Stargazing Tips While Camping - Panergy
Gazing up at the stars is one of the best nighttime outdoor activities. These pinpoints of light seem endless when you are away from the city lights. When you were a child lying on the ground staring up at the sky, you may have felt like you could just pluck the stars from above and hold them in your hand.
Think of the sky as a great invisible chalkboard and draw the constellations with your finger. Find the North Star beaming against the dimmer stars surrounding it. Trace a trail of bright stars that make up the tail of the Little Dipper. Track slowly upwards and connect the dots to form the lopsided bowl and then the jointed handle of the Big Dipper. Find the three glowing stars that form Orion’s Belt, and outline his body and sword. Camping under the stars allows you to witness incredible wonders in the night sky.
TIPS AND TRICKS FOR THE BEST STARGAZING
Staring up at the stars is awe-inspiring, but it helps to know which constellations to look for, what gear to bring and how to make the most of your stargazing time. If you are wondering how to stargaze, consider these stargazing tips:
1. RESEARCH BEFORE YOU GO
For the best stargazing experience, it is oftentimes helpful to do a little research before you go.
Visit a local bookstore to find a book or a guide that provides illustrations and suggestions on how to spot planets, comets and other celestial phenomena.
A number of websites are devoted to helping folks identify constellations. Some sites allow you to print a sky map that will show you where stars will appear and give you constellation lines and names to use as a reference. You can even use your phone to find helpful stargazing resources and apps. The iPhone-friendly SkyView – Explore the Universe or the Sky Map app for Android users provide information and assistance in searching for constellations.
2. FIND THE RIGHT SPOT
A dark, quiet place is the best stargazing setting. Find an empty clearing away from other campsite lights so you can have the best view of the sky. Lights can hinder your view of the stars, so find a spot as far away from artificial light as possible.
3. PROTECT YOUR NIGHT VISION
Lanterns and flashlights create light pollution that can prevent a clear view. Cover your white lantern or flashlight with cellophane or red paper. This will make it easier to see more stars and dimmer constellations. Turn your phone screen off or turn your screen red to protect your night vision.

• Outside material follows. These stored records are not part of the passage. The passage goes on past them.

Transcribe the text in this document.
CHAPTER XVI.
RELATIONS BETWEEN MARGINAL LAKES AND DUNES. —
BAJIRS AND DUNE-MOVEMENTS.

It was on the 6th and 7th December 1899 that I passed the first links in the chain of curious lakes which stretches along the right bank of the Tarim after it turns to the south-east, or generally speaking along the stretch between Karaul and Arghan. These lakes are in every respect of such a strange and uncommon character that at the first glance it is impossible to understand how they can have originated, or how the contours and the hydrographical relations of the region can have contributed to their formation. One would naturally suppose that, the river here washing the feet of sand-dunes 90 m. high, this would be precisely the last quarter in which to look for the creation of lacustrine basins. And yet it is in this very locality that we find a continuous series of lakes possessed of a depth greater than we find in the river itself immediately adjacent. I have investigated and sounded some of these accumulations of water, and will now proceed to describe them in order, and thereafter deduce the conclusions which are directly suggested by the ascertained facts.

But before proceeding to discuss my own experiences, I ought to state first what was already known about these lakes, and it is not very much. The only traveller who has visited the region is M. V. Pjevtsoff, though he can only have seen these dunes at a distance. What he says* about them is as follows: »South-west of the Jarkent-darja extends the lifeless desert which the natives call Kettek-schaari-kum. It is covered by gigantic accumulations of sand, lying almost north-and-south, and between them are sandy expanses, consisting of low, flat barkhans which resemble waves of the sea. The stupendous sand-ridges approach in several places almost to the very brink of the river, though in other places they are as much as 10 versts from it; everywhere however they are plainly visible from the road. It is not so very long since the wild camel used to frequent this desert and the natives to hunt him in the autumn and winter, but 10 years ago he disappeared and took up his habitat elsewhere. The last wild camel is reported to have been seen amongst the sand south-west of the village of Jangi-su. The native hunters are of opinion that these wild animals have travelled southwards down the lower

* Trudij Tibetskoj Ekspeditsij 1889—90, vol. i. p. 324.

4. BRING THE RIGHT SUPPLIES
Make the most of your stargazing experience with the right gear. Here is what to bring for stargazing:
- Comfortable chair or blanket
- A star chart to help you find and identify constellations
- Binoculars or a telescope
- Warm clothes
5. GIVE YOUR EYES TIME TO ADJUST
Allow your eyes to adapt to the darkness after you arrive at your stargazing site. Turn off any flashlights, lanterns, phone screens and car headlights, then wait about half an hour for your eyes to relax. During this process astronomers call “dark adaptation,” your pupils will open to adapt to reduced light levels. You’ll have the chance to see even more stars and planets than when you first arrived at your stargazing site.
6. LOOK FOR INCREDIBLE VIEWS
You can witness incredible views while stargazing if you know what to look for:
- Star colors: Stars often change color and temperature as they age. Try to look for stars that are white, blue, yellow, orange or red.
- Constellations: The sky is full of constellations, which are groups of stars named after people, animals and objects.
- The Milky Way: Light from millions of distant stars makes up the Milky Way. It may appear as a faint cloud if you are able to see it. The best time to view it is February to October.
- Moon phases: While stargazing, check which phase the moon is in. The sun reflects on the moon’s surface differently depending on its position around Earth. While stargazing, you may see a full moon or you may only be able to see a small sliver of it.
- Wildlife: Watch for wildlife while stargazing. You may be able to see or hear owls, bats, opossums, raccoons and other animals under the night sky.
- Northern lights: Visit Alaska in the winter for a chance to view the northern lights.